En réalité, il nous est rigoureusement impossible d’exclure les devenirs dans lesquels nous consistons des devenirs qui oeuvrent au sein de processus climatiques évoluant sans contestation possible vers des déséquilibres et des situations incontrôlables. A toute personne suffisamment lucide pour réaliser cette évidence (mais cela suppose que cette personne soit capable de ramener son existence à un « phénomène », au sens le plus scientifique du terme), il apparaît clairement que l’avenir des adolescents d’aujourd’hui aura à se tisser dans le maillage chaotique de migrations humaines de plus en plus conséquentes, de partage de plus en plus problématique des ressources planétaires, de transformations drastiques de ce qu’une société peut garantir à un citoyen (il suffit pour cela de prêter attention à ce que les assureurs commencent déjà à avancer en termes de remboursement des dommages causés par le climat pour les années à venir: être assuré va coûter de plus en plus cher et sera hors de portée des ménages à faible revenu, voire à moyen revenu).
       
En d’autres termes, nous ne naissons pas au sein de sociétés indépendantes des processus naturels et climatiques s’effectuant sur la planète.
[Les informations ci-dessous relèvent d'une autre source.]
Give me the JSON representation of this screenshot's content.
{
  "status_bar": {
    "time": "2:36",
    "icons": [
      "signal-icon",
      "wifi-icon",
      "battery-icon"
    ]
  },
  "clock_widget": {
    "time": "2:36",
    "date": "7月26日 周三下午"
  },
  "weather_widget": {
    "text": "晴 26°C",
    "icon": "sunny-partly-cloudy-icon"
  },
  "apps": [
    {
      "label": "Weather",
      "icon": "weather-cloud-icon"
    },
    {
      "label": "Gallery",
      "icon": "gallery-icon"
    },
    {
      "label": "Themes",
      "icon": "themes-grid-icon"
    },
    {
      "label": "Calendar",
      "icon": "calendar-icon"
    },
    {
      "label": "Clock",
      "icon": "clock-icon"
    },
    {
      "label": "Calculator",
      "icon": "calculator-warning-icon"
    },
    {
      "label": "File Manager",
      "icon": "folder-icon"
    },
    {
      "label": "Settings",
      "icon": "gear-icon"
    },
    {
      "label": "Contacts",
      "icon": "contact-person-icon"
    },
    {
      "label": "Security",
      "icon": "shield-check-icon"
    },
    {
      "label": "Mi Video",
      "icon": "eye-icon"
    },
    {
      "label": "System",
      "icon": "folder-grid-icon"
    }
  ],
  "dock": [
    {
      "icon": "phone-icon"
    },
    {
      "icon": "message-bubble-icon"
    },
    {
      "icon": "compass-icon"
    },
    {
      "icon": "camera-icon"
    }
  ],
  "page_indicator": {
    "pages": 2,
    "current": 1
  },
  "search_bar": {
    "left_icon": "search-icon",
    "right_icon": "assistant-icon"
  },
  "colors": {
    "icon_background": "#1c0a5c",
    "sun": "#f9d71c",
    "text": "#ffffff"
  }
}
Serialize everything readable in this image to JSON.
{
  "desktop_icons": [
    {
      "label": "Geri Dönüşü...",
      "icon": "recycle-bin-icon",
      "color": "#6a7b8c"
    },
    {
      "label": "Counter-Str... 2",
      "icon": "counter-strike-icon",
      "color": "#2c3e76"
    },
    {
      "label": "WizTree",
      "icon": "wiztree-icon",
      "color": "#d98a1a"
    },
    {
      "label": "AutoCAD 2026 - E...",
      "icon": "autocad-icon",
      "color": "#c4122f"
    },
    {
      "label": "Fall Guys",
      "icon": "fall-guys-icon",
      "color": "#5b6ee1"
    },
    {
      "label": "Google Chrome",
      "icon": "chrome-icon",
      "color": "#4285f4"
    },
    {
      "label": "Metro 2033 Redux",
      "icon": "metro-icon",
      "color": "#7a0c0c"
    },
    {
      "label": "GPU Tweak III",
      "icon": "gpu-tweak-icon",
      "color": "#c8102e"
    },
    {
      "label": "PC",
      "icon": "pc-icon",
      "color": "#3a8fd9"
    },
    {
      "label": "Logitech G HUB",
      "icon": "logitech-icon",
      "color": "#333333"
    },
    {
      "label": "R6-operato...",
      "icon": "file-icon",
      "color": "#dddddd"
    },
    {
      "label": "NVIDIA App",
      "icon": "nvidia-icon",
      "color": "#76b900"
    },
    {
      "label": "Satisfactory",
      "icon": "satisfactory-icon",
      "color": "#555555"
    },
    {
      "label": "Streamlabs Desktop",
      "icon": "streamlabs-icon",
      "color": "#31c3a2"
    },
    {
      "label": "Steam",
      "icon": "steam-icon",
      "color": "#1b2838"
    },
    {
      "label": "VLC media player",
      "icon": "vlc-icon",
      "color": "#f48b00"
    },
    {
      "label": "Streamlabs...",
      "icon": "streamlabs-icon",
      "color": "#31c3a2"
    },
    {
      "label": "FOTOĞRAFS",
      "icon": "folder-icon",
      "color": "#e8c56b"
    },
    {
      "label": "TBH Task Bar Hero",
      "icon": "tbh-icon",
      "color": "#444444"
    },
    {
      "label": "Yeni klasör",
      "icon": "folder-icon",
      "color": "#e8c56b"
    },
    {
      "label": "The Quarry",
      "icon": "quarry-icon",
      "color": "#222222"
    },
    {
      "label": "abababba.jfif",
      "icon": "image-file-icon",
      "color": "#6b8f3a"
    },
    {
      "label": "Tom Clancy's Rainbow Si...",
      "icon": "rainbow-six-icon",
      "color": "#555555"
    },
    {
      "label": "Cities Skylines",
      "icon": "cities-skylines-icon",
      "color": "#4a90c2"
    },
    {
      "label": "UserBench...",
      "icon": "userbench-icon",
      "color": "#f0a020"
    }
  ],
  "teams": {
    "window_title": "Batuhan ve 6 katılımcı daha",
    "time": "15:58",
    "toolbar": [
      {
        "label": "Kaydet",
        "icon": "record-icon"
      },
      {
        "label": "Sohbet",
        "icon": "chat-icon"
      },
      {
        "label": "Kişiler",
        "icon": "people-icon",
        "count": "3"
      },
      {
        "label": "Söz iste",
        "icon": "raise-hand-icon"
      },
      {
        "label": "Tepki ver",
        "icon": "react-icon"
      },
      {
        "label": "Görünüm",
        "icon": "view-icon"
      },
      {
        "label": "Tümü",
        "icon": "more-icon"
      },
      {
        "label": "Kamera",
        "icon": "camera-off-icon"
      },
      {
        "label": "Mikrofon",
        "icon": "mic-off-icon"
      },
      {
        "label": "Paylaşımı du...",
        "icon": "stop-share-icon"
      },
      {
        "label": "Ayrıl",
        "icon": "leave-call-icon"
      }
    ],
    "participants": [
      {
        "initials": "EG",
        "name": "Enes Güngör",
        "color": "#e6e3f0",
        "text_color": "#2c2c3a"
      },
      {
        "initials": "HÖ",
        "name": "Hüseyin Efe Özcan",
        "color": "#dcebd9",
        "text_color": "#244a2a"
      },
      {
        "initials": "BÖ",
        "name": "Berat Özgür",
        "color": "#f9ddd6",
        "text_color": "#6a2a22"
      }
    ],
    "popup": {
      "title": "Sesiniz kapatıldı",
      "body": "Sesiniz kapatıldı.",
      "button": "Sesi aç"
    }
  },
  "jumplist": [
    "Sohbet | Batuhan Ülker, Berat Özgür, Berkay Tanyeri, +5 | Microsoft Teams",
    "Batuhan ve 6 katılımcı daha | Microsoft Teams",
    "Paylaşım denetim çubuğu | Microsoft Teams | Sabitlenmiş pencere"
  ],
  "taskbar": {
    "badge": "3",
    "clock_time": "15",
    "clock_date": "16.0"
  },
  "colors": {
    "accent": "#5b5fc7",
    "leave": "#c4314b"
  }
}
Dit comme cela, cela ressemble à une platitude des plus consternantes tant elle semble évidente. Naître aujourd’hui, cela implique faire son apparition sur une planète qui n’est pas la même qu’il y a 20 ans: ici encore, quoi de plus clair? Quelle est pourtant la conséquence directe et imparable de cette évidence? Les enfants qui viennent au monde aujourd’hui sont plus vieux que ceux qui sont nés dans le monde d’hier, tout simplement parce que venir au monde aujourd’hui c’est venir au monde d’aujourd’hui. Cela renverse les perspectives. Greta Thunberg est plus âgée que Pascal Bruckner. Cet écrivain qui vient de publier un livre intitulé: « Une brève éternité: philosophie de la longévité » ne défend en mettant en cause violemment la jeunesse de l'activiste suédoise que « son fond de commerce ». Ce livre est une suite de conseils  navrants plus ou moins liés à cette étrange discipline dite de « développement personnel" . Il se révèle profondément « immature » parce que l’auteur y développe une conception de la vieillesse qui ne prend pas du tout en compte l’environnement dans lequel il est question pour les cinquantenaires d’aujourd’hui, de vieillir.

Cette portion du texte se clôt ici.